REVIEW JACKSON HOLE NEWS
"Whiskey isn't for everyone. Whiskey eating appeals to a smaller group. So, too, the desire for The Whiskey Eaters, a collection of short stories about workers culture in Jackson Hole, Wyoming, may be an acquired taste. Marlena Evangeline's first book, The Whiskey Eaters, may first seem inaccessible. As she tours the bars, restaurants, characters and consciousness of behind-the-blitz Jackson Hole -- drawing from her own lengthy tour of duty in the Wilson underground -- the author shucks convention. Evangeline constructs, spells and punctuates English the way her characters live life. She rides one word into the next, creating a succession of images resembling a Jackson Hole waitress' busy day.
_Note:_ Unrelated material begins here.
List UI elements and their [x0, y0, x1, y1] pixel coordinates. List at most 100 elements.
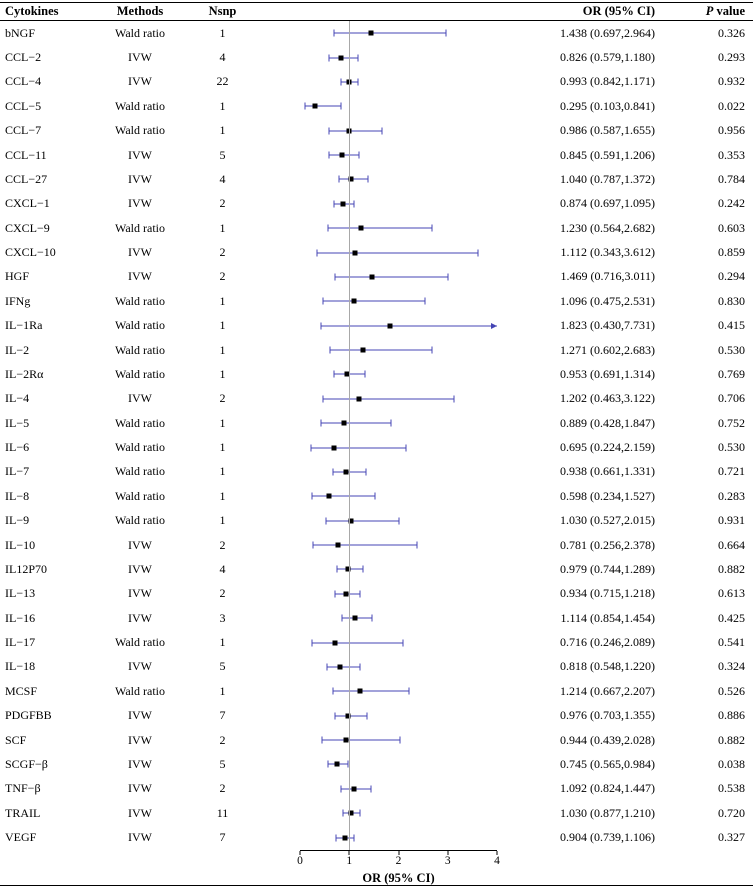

Readers race through stories as if following characters who spin through morning coffee, grab their Croakies on the run for breakfast, squeeze all from a day of untracked powder skiing, rush a cocktail on the way to work, learn the specials, criticize the tips, then close down the Coach in a pre-dawn blur. Along the way they meet a town full of characters -- carpenters, skiers, dealers, anglers, drunks, mothers, vagabonds, who are the muscle of the valley. The ones who make it operate.
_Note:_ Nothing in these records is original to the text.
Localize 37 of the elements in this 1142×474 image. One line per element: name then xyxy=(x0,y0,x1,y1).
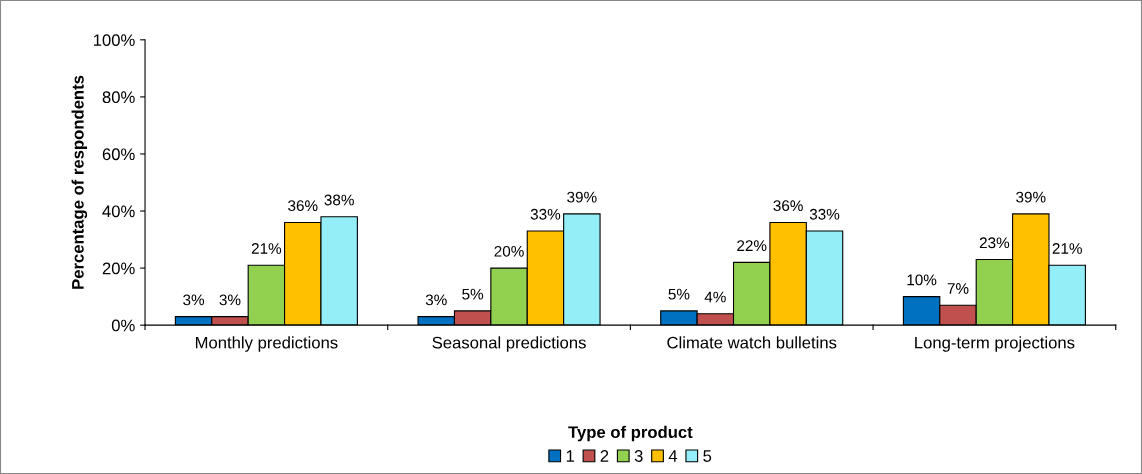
x-tick-label: Climate watch bulletins xyxy=(667,336,837,349)
data-label: 20% xyxy=(494,245,524,257)
data-label: 21% xyxy=(251,243,282,254)
y-tick-label: 100% xyxy=(93,34,135,47)
legend-label: 4 xyxy=(668,450,678,462)
data-label: 3% xyxy=(219,294,241,306)
data-label: 39% xyxy=(1016,191,1046,203)
data-label: 39% xyxy=(567,191,597,203)
x-tick-label: Monthly predictions xyxy=(195,336,338,352)
data-label: 21% xyxy=(1052,243,1082,254)
data-label: 3% xyxy=(183,294,205,306)
y-axis-title: Percentage of respondents xyxy=(71,75,88,289)
x-tick-label: Long-term projections xyxy=(915,336,1075,352)
y-tick-label: 0% xyxy=(111,319,135,332)
y-tick-label: 20% xyxy=(102,262,135,275)
data-label: 5% xyxy=(462,288,484,300)
legend-label: 1 xyxy=(566,450,574,462)
data-label: 10% xyxy=(907,274,937,286)
data-label: 7% xyxy=(947,283,969,294)
data-label: 3% xyxy=(425,294,447,306)
data-label: 23% xyxy=(979,237,1010,249)
data-label: 4% xyxy=(704,291,726,303)
data-label: 5% xyxy=(668,288,690,300)
data-label: 33% xyxy=(530,208,561,220)
x-tick-label: Seasonal predictions xyxy=(432,336,586,352)
legend-title: Type of product xyxy=(568,425,693,442)
data-label: 22% xyxy=(737,240,767,251)
legend-label: 5 xyxy=(703,450,712,462)
y-tick-label: 40% xyxy=(102,205,135,218)
legend-label: 2 xyxy=(600,450,609,462)
legend-label: 3 xyxy=(634,450,643,462)
y-tick-label: 60% xyxy=(102,148,135,161)
data-label: 33% xyxy=(809,208,840,220)
data-label: 36% xyxy=(288,200,318,212)
y-tick-label: 80% xyxy=(102,91,135,104)
data-label: 36% xyxy=(773,200,803,212)
data-label: 38% xyxy=(324,194,354,206)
And along the way, Evangeline's quirks become irrelevant as her language melds with her subjects' actions. Her tone and style match her subject as if there were no more appropriate method to tell of her community.
The Whiskey Eaters is a quick trip though 25 years of the Wilson Dream, that perfect life we covet at the Rocky Mountain resort. On the way, we brush past the gifted and the garbage, the driven, the drunk and the doomed.
Evangeline's stories range from the dream-like tales to the documentary. Long-time valley residents will recognize several of her protagonists. Others are shrouded, familiar only because of a single trait of idiosyncrasy.
Ultimately, Evangeline is successful in reproducing the fabric of her world. Here, as she waits tables, she ponders the mundane and the philosophical, linking the two in a swirl of thought.
"The sign says if your order isn't up, don't stand in the pass-through and , that if you ignore the sign, there will be consequences to pay. What the sign doesn't know is that I've paid my consequences, paid time and again, and if I hadn't, I wouldn't be standing in the pass-through, waiting for a porterhouse steak, medium rare, garlic potatoes and sauteed vegetables to serve to the hungry middle aged couple in the dinning room, maybe almost my age, maybe older, hard to say , may own body refusing its age, mostly still holding the muscle, an aged prime cut, telling, cut distinct, showing perhaps, in deat, a different kind of hunger. Consequences cannot be managed, arranged like the table setting, forks, knives, plates, but like most managements these dits think they control consequence like some sort of religious consecration as if management were some sort of high f-ing priest of the business world, chanting managese like hail Marys, asking employees to bow to their particular machine like modern pilgrims, smile, bow, consecrate themselves in the money machine."
The Whiskey Eaters is an inside look at a tribe whose history to this point has been only oral. Evangeline has preserved a portion of that heritage.